Philip Lobel, an Associate Professor of Biology at the Boston University Marine Program in Wood’s Hole, says that declining fish stocks is not the only issue.

“It’s not that we destroyed the cod population,” he says, “it’s that we destroyed an ecosystem.”

“It takes only one pass of a trawl to destroy a 5,000 year old reef,” said Roberts, who is calling for the creation of no-fish zones in threatened-yet-fertile marine regions.

Roberts recently identified 18 such regions among the world’s coral reefs, including two that lie in the West Caribbean and the Gulf of California. Studying 1,700 species of reef fish, 804 species of coral, 662 species of snail and 69 species of lobster, Roberts and his colleagues demonstrated that many marine species are endemic — that is they live in a restricted region — and risk extinction.

This study contradicts others that have pegged marine species as resilient to extinction because of their widespread geographic distribution. Convinced that no quota schemes or control efforts can save the sea life in these hotspots, Roberts said the only solution is to create marine reserves that are off-limits to fishing. He suggested that satellite monitoring could regulate those who choose to fish in protected waters.

Marine reserves, while a valuable tool, will not stop the destruction of ocean ecosystems, said Andy Rosenberg, a fisheries scientist at the University of

New Hampshire. Rosenberg advocated the creation of marine reserves, but only if the size of fishing fleets is reduced and government subsidies are abolished as well.

“They are an incredibly useful tool,” he said, “but it’s not sufficient.” Lobel agreed. While he said there is “no question” about the value of marine reserves, they will not be a silver bullet. A New England fishery is not the same as one in Indonesia, he says. The fish are different, as is the method of exploitation. Indonesian groupers are fished out of the corals with dynamite explosions.

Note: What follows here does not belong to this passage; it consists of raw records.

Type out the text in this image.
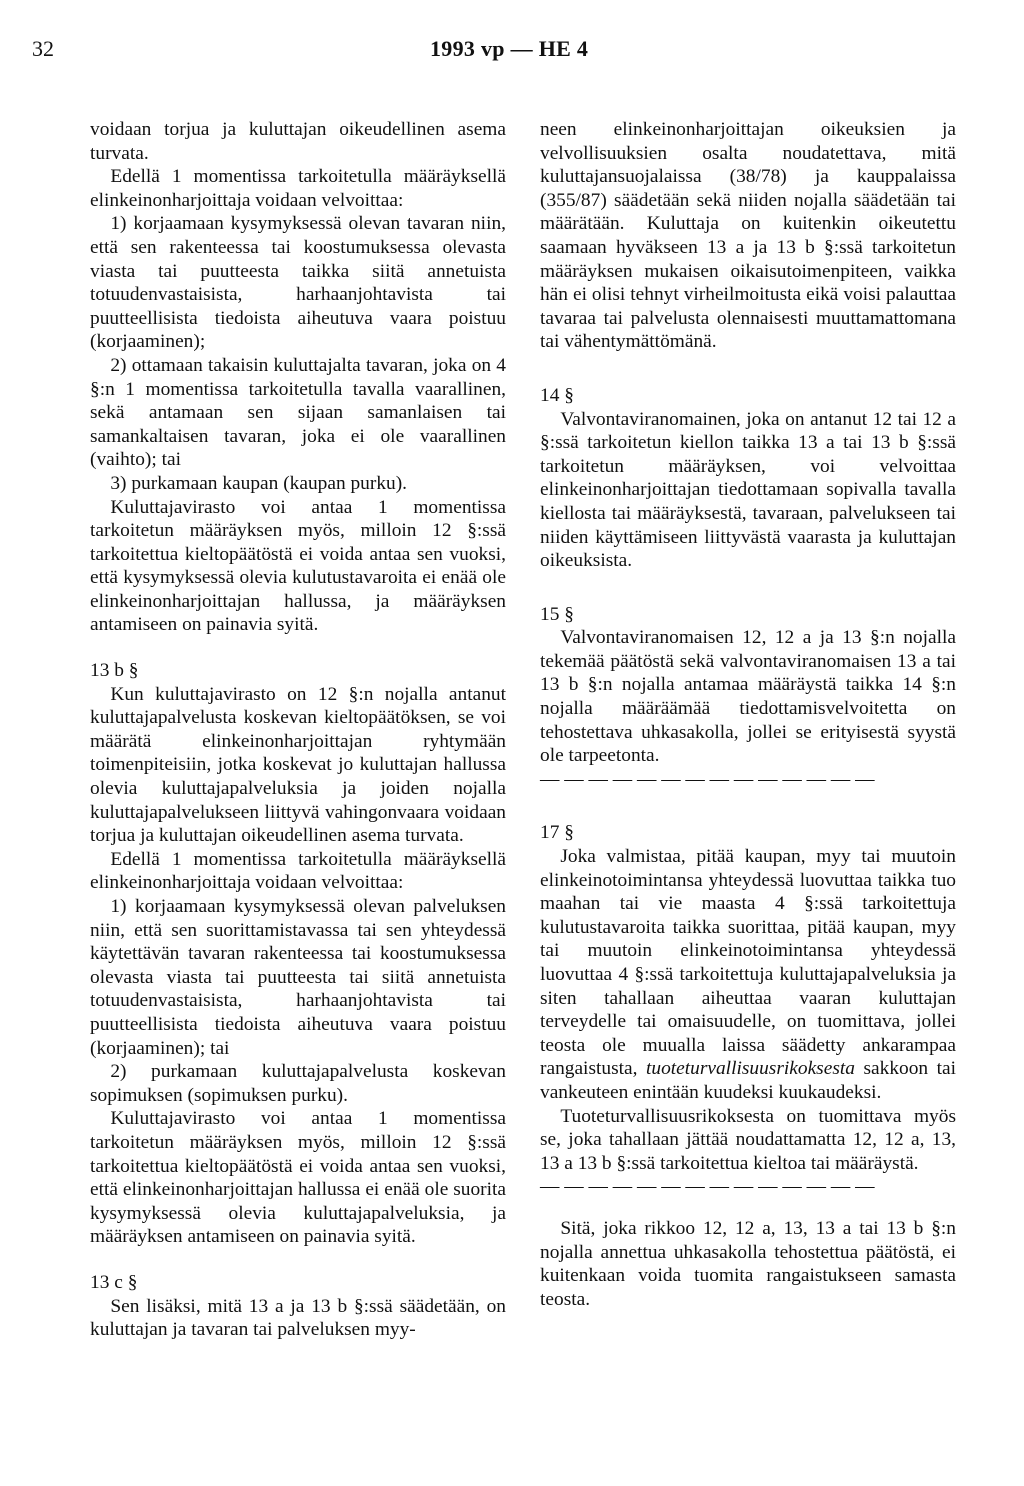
32	1993 vp — HE 4

voidaan torjua ja kuluttajan oikeudellinen asema turvata.

Edellä 1 momentissa tarkoitetulla määräyksellä elinkeinonharjoittaja voidaan velvoittaa:

1) korjaamaan kysymyksessä olevan tavaran niin, että sen rakenteessa tai koostumuksessa olevasta viasta tai puutteesta taikka siitä annetuista totuudenvastaisista, harhaanjohtavista tai puutteellisista tiedoista aiheutuva vaara poistuu (korjaaminen);

2) ottamaan takaisin kuluttajalta tavaran, joka on 4 §:n 1 momentissa tarkoitetulla tavalla vaarallinen, sekä antamaan sen sijaan samanlaisen tai samankaltaisen tavaran, joka ei ole vaarallinen (vaihto); tai

3) purkamaan kaupan (kaupan purku).

Kuluttajavirasto voi antaa 1 momentissa tarkoitetun määräyksen myös, milloin 12 §:ssä tarkoitettua kieltopäätöstä ei voida antaa sen vuoksi, että kysymyksessä olevia kulutustavaroita ei enää ole elinkeinonharjoittajan hallussa, ja määräyksen antamiseen on painavia syitä.

13 b §

Kun kuluttajavirasto on 12 §:n nojalla antanut kuluttajapalvelusta koskevan kieltopäätöksen, se voi määrätä elinkeinonharjoittajan ryhtymään toimenpiteisiin, jotka koskevat jo kuluttajan hallussa olevia kuluttajapalveluksia ja joiden nojalla kuluttajapalvelukseen liittyvä vahingonvaara voidaan torjua ja kuluttajan oikeudellinen asema turvata.

Edellä 1 momentissa tarkoitetulla määräyksellä elinkeinonharjoittaja voidaan velvoittaa:

1) korjaamaan kysymyksessä olevan palveluksen niin, että sen suorittamistavassa tai sen yhteydessä käytettävän tavaran rakenteessa tai koostumuksessa olevasta viasta tai puutteesta tai siitä annetuista totuudenvastaisista, harhaanjohtavista tai puutteellisista tiedoista aiheutuva vaara poistuu (korjaaminen); tai

2) purkamaan kuluttajapalvelusta koskevan sopimuksen (sopimuksen purku).

Kuluttajavirasto voi antaa 1 momentissa tarkoitetun määräyksen myös, milloin 12 §:ssä tarkoitettua kieltopäätöstä ei voida antaa sen vuoksi, että elinkeinonharjoittajan hallussa ei enää ole suorita kysymyksessä olevia kuluttajapalveluksia, ja määräyksen antamiseen on painavia syitä.

13 c §

Sen lisäksi, mitä 13 a ja 13 b §:ssä säädetään, on kuluttajan ja tavaran tai palveluksen myy-

neen elinkeinonharjoittajan oikeuksien ja velvollisuuksien osalta noudatettava, mitä kuluttajansuojalaissa (38/78) ja kauppalaissa (355/87) säädetään sekä niiden nojalla säädetään tai määrätään. Kuluttaja on kuitenkin oikeutettu saamaan hyväkseen 13 a ja 13 b §:ssä tarkoitetun määräyksen mukaisen oikaisutoimenpiteen, vaikka hän ei olisi tehnyt virheilmoitusta eikä voisi palauttaa tavaraa tai palvelusta olennaisesti muuttamattomana tai vähentymättömänä.

14 §

Valvontaviranomainen, joka on antanut 12 tai 12 a §:ssä tarkoitetun kiellon taikka 13 a tai 13 b §:ssä tarkoitetun määräyksen, voi velvoittaa elinkeinonharjoittajan tiedottamaan sopivalla tavalla kiellosta tai määräyksestä, tavaraan, palvelukseen tai niiden käyttämiseen liittyvästä vaarasta ja kuluttajan oikeuksista.

15 §

Valvontaviranomaisen 12, 12 a ja 13 §:n nojalla tekemää päätöstä sekä valvontaviranomaisen 13 a tai 13 b §:n nojalla antamaa määräystä taikka 14 §:n nojalla määräämää tiedottamisvelvoitetta on tehostettava uhkasakolla, jollei se erityisestä syystä ole tarpeetonta.

— — — — — — — — — — — — — —

17 §

Joka valmistaa, pitää kaupan, myy tai muutoin elinkeinotoimintansa yhteydessä luovuttaa taikka tuo maahan tai vie maasta 4 §:ssä tarkoitettuja kulutustavaroita taikka suorittaa, pitää kaupan, myy tai muutoin elinkeinotoimintansa yhteydessä luovuttaa 4 §:ssä tarkoitettuja kuluttajapalveluksia ja siten tahallaan aiheuttaa vaaran kuluttajan terveydelle tai omaisuudelle, on tuomittava, jollei teosta ole muualla laissa säädetty ankarampaa rangaistusta, tuoteturvallisuusrikoksesta sakkoon tai vankeuteen enintään kuudeksi kuukaudeksi.

Tuoteturvallisuusrikoksesta on tuomittava myös se, joka tahallaan jättää noudattamatta 12, 12 a, 13, 13 a 13 b §:ssä tarkoitettua kieltoa tai määräystä.

— — — — — — — — — — — — — —

Sitä, joka rikkoo 12, 12 a, 13, 13 a tai 13 b §:n nojalla annettua uhkasakolla tehostettua päätöstä, ei kuitenkaan voida tuomita rangaistukseen samasta teosta.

Rosenberg, however, disagreed with a fishery-by-fishery approach to marine

management. He compares the ocean’s marine resources to a water balloon.

“If you squeeze it one place, it will squish out somewhere else.”

The boats, he said, will simply fish elsewhere. A marine reserve, much like a protected stand of California redwoods, can do a lot for the ecosystem confined within its boundaries. But once it established, someone has to monitor it.

“The problem with protected areas is enforcement and regulation,” he says. “Who’s going to pay for it?”